Precisely Speaking

General Category => Rants & Raves => Topic started by: precisonline on June 19, 2008, 07:54:40 PM

Title: Out of the Box
Post by: precisonline on June 19, 2008, 07:54:40 PM
I gotta admit, I have this sickness that tends to make me really enjoy taking on projects that may be a little outside of my comfort zone.  As long as there's an opportunity to stretch the horizon a bit, and with the understanding that the deadline isn't so unrealistic that it's, well, unrealistic, it can be quite the joy to learn something new, EVEN IF it's really something quite old. ;)

Take today for example.  The task was to export a bunch of data from one system into a series of flat files.  Depending on the volume of the data I might normally bring the data into Excel to verify that all of the columns have at lease something in them.  With these exports, however, there were millions of rows per file and even if I went through the insane task of transferring these files to my local PC there'd be no way that Excel could open them anyway.  Another thought might be import the data into something else and then check the data that way, but the timeline for this project wasn't conducive to writing both export and import programs.

All I really needed for this first test was to ensure that all of the columns had some data.  All of the rows wouldn't necessarily have all columns, but as I got thinking more about the problem I figured it might be useful to know how many rows had a particular field value so that I could compare that count against the total row count to see if the percentages were realistic.  (I mean hey, if there's 20 million rows and a particular column has 3 hits, likely something's amiss there.)

All these exports were written on an AIX system, so I figured what about this 'awk' thing that's been around since dirt was created?  A quick web search and it looked like this could be just the ticket.  (All cards on the table I've written 1 or 2 awk scripts before, but nothing really to write home - or here - about.)  About 5 minutes later I had the script written and was running the first test.
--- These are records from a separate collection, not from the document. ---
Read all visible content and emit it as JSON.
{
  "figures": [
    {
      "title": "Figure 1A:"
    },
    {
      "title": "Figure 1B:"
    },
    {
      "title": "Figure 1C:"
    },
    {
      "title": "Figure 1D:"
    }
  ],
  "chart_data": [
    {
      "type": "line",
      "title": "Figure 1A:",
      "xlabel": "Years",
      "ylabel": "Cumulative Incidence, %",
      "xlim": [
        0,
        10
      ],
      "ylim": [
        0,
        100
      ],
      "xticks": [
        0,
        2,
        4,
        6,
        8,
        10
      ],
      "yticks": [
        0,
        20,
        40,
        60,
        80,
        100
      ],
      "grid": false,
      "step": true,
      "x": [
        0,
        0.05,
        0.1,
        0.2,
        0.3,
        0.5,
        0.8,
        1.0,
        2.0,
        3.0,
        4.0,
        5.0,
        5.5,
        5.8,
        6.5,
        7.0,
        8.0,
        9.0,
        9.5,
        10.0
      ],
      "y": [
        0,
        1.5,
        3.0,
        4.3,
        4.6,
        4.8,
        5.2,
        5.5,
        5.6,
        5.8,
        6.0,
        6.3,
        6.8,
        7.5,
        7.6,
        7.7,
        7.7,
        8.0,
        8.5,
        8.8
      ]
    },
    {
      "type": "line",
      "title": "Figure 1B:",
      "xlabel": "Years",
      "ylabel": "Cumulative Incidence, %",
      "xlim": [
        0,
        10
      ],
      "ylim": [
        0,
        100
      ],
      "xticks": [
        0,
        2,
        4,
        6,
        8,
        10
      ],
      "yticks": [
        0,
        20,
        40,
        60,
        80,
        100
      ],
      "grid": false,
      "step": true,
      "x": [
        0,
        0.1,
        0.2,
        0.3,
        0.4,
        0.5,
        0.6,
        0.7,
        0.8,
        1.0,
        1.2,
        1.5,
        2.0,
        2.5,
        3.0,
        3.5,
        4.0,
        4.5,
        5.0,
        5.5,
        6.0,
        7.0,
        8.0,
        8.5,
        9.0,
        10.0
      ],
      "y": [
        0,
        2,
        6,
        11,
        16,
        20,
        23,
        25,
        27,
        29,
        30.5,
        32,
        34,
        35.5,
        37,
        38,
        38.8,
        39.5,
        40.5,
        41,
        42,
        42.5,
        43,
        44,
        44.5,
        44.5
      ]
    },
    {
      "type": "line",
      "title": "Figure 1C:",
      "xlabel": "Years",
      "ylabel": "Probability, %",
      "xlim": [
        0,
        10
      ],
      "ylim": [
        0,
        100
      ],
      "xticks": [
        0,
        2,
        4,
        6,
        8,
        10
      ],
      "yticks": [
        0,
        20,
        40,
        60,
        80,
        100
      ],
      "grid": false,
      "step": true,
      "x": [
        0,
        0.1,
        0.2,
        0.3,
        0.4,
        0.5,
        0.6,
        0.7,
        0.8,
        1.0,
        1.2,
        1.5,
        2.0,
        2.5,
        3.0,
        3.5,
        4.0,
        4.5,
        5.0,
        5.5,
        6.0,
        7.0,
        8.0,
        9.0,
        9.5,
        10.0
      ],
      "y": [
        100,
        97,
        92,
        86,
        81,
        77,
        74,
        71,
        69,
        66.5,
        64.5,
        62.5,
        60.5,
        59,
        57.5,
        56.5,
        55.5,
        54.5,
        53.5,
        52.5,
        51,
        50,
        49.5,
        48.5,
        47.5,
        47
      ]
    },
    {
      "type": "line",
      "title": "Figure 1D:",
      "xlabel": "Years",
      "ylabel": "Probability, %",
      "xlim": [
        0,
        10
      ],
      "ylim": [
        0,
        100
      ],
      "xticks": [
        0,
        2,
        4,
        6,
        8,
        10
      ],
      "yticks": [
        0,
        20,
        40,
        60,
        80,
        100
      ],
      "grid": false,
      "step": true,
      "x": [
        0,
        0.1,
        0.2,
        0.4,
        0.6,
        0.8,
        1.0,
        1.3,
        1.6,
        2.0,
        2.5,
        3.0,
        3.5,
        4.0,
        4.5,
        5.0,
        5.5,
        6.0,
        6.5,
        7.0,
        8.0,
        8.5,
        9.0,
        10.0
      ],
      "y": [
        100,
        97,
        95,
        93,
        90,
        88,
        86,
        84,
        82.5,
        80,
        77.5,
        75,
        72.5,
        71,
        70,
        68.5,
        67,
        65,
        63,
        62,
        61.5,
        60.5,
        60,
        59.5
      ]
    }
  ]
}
The script basically goes through each of the lines and a) calculates the number of rows, b) calculates the maximum number of columns, and c) determines the number of hits in each column.  This is then used at the end to generate column by column percentages as mentioned earlier.

Frankly, the script is so simple it's boring, but in case you're wondering:

Code: [Select]
  max_fields = 0;
  records = 0;
  if (NF > max_fields)
    max_fields = NF;
  for(ndx = 1 ; ndx <= NF ; ++ndx)
    if($ndx != "")
      fields[ndx] += 1;
END {\
  printf("Max fields = %d\n",max_fields);
  printf("Records    = %d\n\n",records);
  for(ndx = 1 ; ndx <= max_fields ; ++ndx)
    printf("%d\t%d\t%.2f\n",ndx,fields[ndx],(fields[ndx] / records) * 100);

As a report writing "language", awk is really remarkably simple.  There's stuff you do at the beginning (the BEGIN block), stuff you do for each row, and stuff you do at the end of the job (in the END block).  This is significantly simpler than a lot of other options because there's no real file work (opening, reading, etc.) - that's a handled for you.

Now I'm not saying I'd like to write a bunch of these in the future, but the 5 minutes or so that it took to learn the language well enough to write this script saved me a lot of time and energy today, and that - I think - makes this something worth writing about.